So that display went up. And this year, Jason decided to also feature The Washington Post top 10 on the same table. For one thing, the selection hardly overlapped, with the only title being in common is Elizabeth Kolbert's The Sixth Extinction.

It was nice to see All the Light We Cannot See, which we expected to see on lots of year-end lists, but as one critic said to me, in compiling the lists, you don't always want to be too obvious, and I guess Doerr's novel has become this year's Goldfinch*, the breakout book that is expected to be favored for best-of lists and awards for its popularity, but in fact may not make said lists partly due to its popularity. It's not like the three people at Boswell who read it early were jumping on the bandwagon; they had no idea what was going to happen. When I read it, I will be jumping on the bandwagon, but that's the way this sort of thing goes when you don't have as uch time to read as you want. For the last few months, all I've had to say is that it's the literary book everyone is reading, give a short plot and structure explanation, and be done with it. It always seemed to me that the Pulitzer is the prize for Doerr. Of course it depends on the judges, but I think accessibility is more of a criterion for that prize than some of the other big ones.

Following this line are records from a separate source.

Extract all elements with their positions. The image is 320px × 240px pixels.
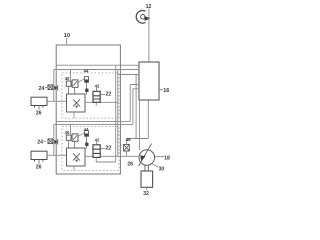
reservoir stem (bottom): [38, 160, 40, 164]
svg-text:22: 22: [106, 91, 112, 97]
element square 40 (bottom): [66, 135, 71, 140]
svg-text:46: 46: [126, 137, 132, 142]
leader 24: [45, 86, 48, 88]
valve block arrowhead (top): [75, 106, 78, 109]
control unit box: [139, 62, 159, 100]
pump shaft diagonal: [139, 144, 152, 166]
reservoir legs (bottom): [35, 160, 43, 162]
svg-text:44: 44: [84, 69, 89, 74]
tank stem: [146, 187, 148, 190]
crank icon 12 hub circle: [141, 14, 146, 19]
wire left drop to module 1: [53, 70, 55, 102]
valve block arrowhead (bottom): [75, 160, 78, 163]
enclosure box 10: [56, 45, 120, 174]
crank icon 12 arc: [136, 11, 145, 24]
wire reservoir to valve block (top): [47, 100, 66, 102]
stems 40/38 to valve block (bottom): [69, 140, 75, 148]
diagonal 38 to 44 (bottom): [78, 133, 85, 137]
wire bus line 3: [118, 74, 140, 76]
metering stack rungs (top): [93, 96, 100, 99]
wire valve block to pump suction (bottom): [85, 155, 118, 157]
wire pump suction from V2: [118, 155, 140, 157]
junction block on stem (bottom): [85, 143, 88, 146]
stem 44 down (bottom): [86, 136, 88, 148]
dashed module box (bottom): [62, 127, 119, 171]
svg-text:28: 28: [127, 162, 133, 168]
svg-text:42: 42: [95, 83, 100, 88]
dashed module box (top): [62, 73, 119, 118]
wire between modules B: [56, 89, 139, 125]
wire filter to suction line: [126, 151, 128, 156]
wire bus line 2: [54, 69, 140, 71]
check valve stem (top): [57, 85, 59, 90]
leader 24 (bottom): [43, 140, 46, 142]
junction block on stem (top): [85, 89, 88, 92]
stub to label 16: [159, 89, 163, 91]
valve block (top): [67, 94, 86, 112]
check valve mark (top): [54, 86, 57, 91]
reservoir box 24 (bottom): [31, 151, 47, 159]
filter square 46: [124, 144, 130, 151]
pump outlet wire: [155, 156, 164, 158]
valve block (bottom): [67, 148, 86, 166]
stem 44 down (top): [86, 82, 88, 94]
svg-text:10: 10: [64, 33, 70, 39]
svg-text:40: 40: [65, 130, 70, 135]
wire from icon 12 down to control unit: [148, 8, 150, 62]
check valve stem (bottom): [57, 139, 59, 144]
element 38 inner mark (top): [73, 81, 77, 85]
leader tick under label 10: [66, 38, 68, 44]
reservoir legs (top): [35, 106, 43, 108]
svg-text:16: 16: [163, 88, 169, 94]
stems 40/38 to valve block (top): [69, 86, 75, 94]
wire bus line 4: [135, 75, 137, 139]
tank box: [141, 171, 153, 187]
svg-text:24: 24: [39, 86, 45, 92]
sensor square 34 X (bottom): [48, 139, 53, 144]
leader to label 30: [152, 164, 158, 167]
svg-text:42: 42: [95, 137, 100, 142]
stem 42 to metering stack (bottom): [96, 142, 98, 145]
sensor square 34 (top): [48, 85, 53, 90]
stem below valve block (bottom): [73, 167, 75, 171]
metering stack (bottom): [93, 145, 100, 158]
wire control unit down to pump: [138, 100, 140, 150]
svg-text:26: 26: [36, 111, 42, 117]
stub to label 22 (bottom): [100, 147, 105, 149]
connector 44 body (bottom): [85, 131, 89, 137]
svg-text:40: 40: [65, 76, 70, 81]
sensor square 34 (bottom): [48, 139, 53, 144]
reservoir box 24 (top): [31, 97, 47, 105]
element square 38 (bottom): [72, 134, 78, 141]
valve block arrows (bottom): [73, 153, 80, 160]
stem below valve block (top): [73, 113, 75, 119]
pump arrow triangle: [140, 155, 145, 161]
reservoir stem (top): [38, 106, 40, 110]
stem from bus to 38 (top): [70, 70, 72, 80]
wire control unit down to filter: [127, 100, 149, 144]
stem 42 to metering stack (top): [95, 88, 97, 106]
pump legs to tank: [145, 165, 148, 171]
connector 44 dark half (bottom): [85, 134, 89, 137]
connector 44 dark half (top): [85, 80, 89, 83]
wire between modules A: [56, 85, 139, 122]
crank icon 12 pointer wedge: [144, 16, 150, 21]
wire vertical V2: [117, 70, 119, 157]
metering stack (top): [93, 91, 100, 102]
diagonal 38 to 44 (top): [78, 79, 85, 83]
stem from wire to 38 (bottom): [70, 124, 72, 133]
valve block arrows (top): [73, 99, 80, 106]
check valve mark (bottom): [54, 140, 57, 145]
element square 40 (top): [66, 81, 71, 86]
wire vertical V1: [115, 65, 117, 162]
sensor square 34 X: [48, 85, 53, 90]
wire valve block to V1 (top): [85, 101, 118, 103]
svg-text:30: 30: [159, 167, 165, 173]
svg-text:18: 18: [164, 156, 170, 162]
wire left drop to module 2: [54, 124, 56, 155]
stub to label 22 (top): [100, 93, 105, 95]
element square 38 (top): [72, 80, 78, 87]
svg-text:32: 32: [143, 191, 149, 197]
filter square X marks: [124, 144, 130, 151]
svg-text:22: 22: [106, 145, 112, 151]
wire bus line 1: [56, 64, 139, 66]
svg-text:24: 24: [37, 140, 43, 146]
connector 44 body (top): [85, 77, 89, 83]
metering stack rungs (bottom): [93, 149, 100, 153]
wire reservoir to valve block (bottom): [47, 154, 66, 156]
svg-text:26: 26: [36, 165, 42, 171]
element 38 inner mark (bottom): [73, 135, 77, 139]
metering stack drain (bottom): [96, 157, 116, 162]
pump circle: [139, 150, 155, 166]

And of course it was nice to see at least one book I'd read, Can't We Talk About Something More Pleasant? Jane was thrilled with the Penelope Fitzgerald selection and Carly was pretty stoked about Dept. of Speculation making the list. Dave, our Norton rep said that I would love Akhil Sharma's Family Life if I read it. Who knows? Perhaps it will be a book club selection or he'll come to Boswell or I'll be stranded on a desert island (or the equivalent) with it. Those, alas, are the three scenarios I can come up with at the moment.

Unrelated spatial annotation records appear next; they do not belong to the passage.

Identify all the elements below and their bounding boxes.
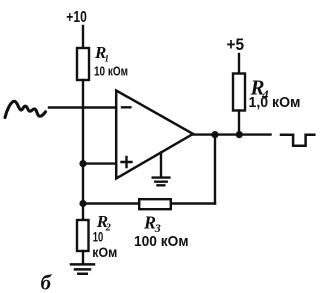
ground (op-amp) bars	[153, 178, 170, 186]
ground (R2)	[71, 264, 94, 273]
svg-text:кОм: кОм	[92, 244, 117, 260]
wire R1 to divider node	[82, 80, 84, 204]
svg-text:2: 2	[105, 223, 111, 234]
wire input to inverting input	[49, 106, 116, 108]
svg-text:100 кОм: 100 кОм	[134, 233, 189, 250]
resistor R4	[233, 74, 245, 111]
resistor R1	[77, 48, 89, 80]
wire feedback vertical	[214, 135, 216, 204]
input signal squiggle	[5, 101, 46, 117]
svg-text:+5: +5	[227, 35, 245, 54]
node junction divider tap	[79, 160, 86, 167]
svg-text:1: 1	[105, 54, 110, 64]
wire divider tap to non-inverting input	[83, 162, 116, 164]
op-amp inverting input minus sign	[122, 106, 130, 108]
node output junction R4	[236, 131, 243, 138]
ground (op-amp) stem	[160, 153, 162, 177]
wire node to R2	[82, 204, 84, 221]
wire +5 to R4	[238, 54, 240, 74]
svg-text:+10: +10	[66, 9, 87, 26]
wire R4 to output	[238, 111, 240, 135]
wire op-amp output	[192, 133, 271, 135]
svg-text:10 кОм: 10 кОм	[94, 64, 128, 79]
svg-text:б: б	[41, 271, 53, 293]
resistor R3	[139, 199, 171, 209]
wire feedback horizontal	[171, 202, 215, 204]
node output junction feedback	[211, 131, 218, 138]
wire R2 to ground	[82, 251, 84, 263]
wire R3 to divider node	[83, 202, 139, 204]
resistor R2	[77, 220, 89, 251]
svg-text:10: 10	[93, 229, 104, 245]
svg-text:1,0 кОм: 1,0 кОм	[249, 95, 301, 111]
node divider junction	[79, 200, 86, 207]
output pulse waveform symbol	[281, 135, 314, 146]
op-amp non-inverting input plus sign	[122, 157, 132, 167]
wire +10 to R1	[82, 26, 84, 48]
op-amp U1 triangle	[116, 91, 193, 179]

Like The New York Times post, The Washington Post had one book I read and loved (Station Eleven), one book that won a major award (The Narrow Road to the Deep North, versus Redeployment), one book about death that we're selling like crazy (Being Mortal, in lieu of Can't We Talk About Something More Pleasant), one crowd pleaser (The Paying Guests, which has at least four Boswell reads), and one biography that someone we know is in love with (Tennessee Williams, which also made the top ten of local critic Mike Fischer). Unlike The New York Times list, there's a book that Jason really likes, Empire of Sin. I don't think anything on The Times floats his boat; I could be wrong, as he reads so much that it's hard to keep track of it all.

We've got a nice display of both books back in the fiction section, which in most years moves up to the front of the store after Christmas, when the table of boxed Christmas cards is cleared.

*We still have a few signed copies of The Goldfinch. They are neither bookplates nor tip-ins but the real thing.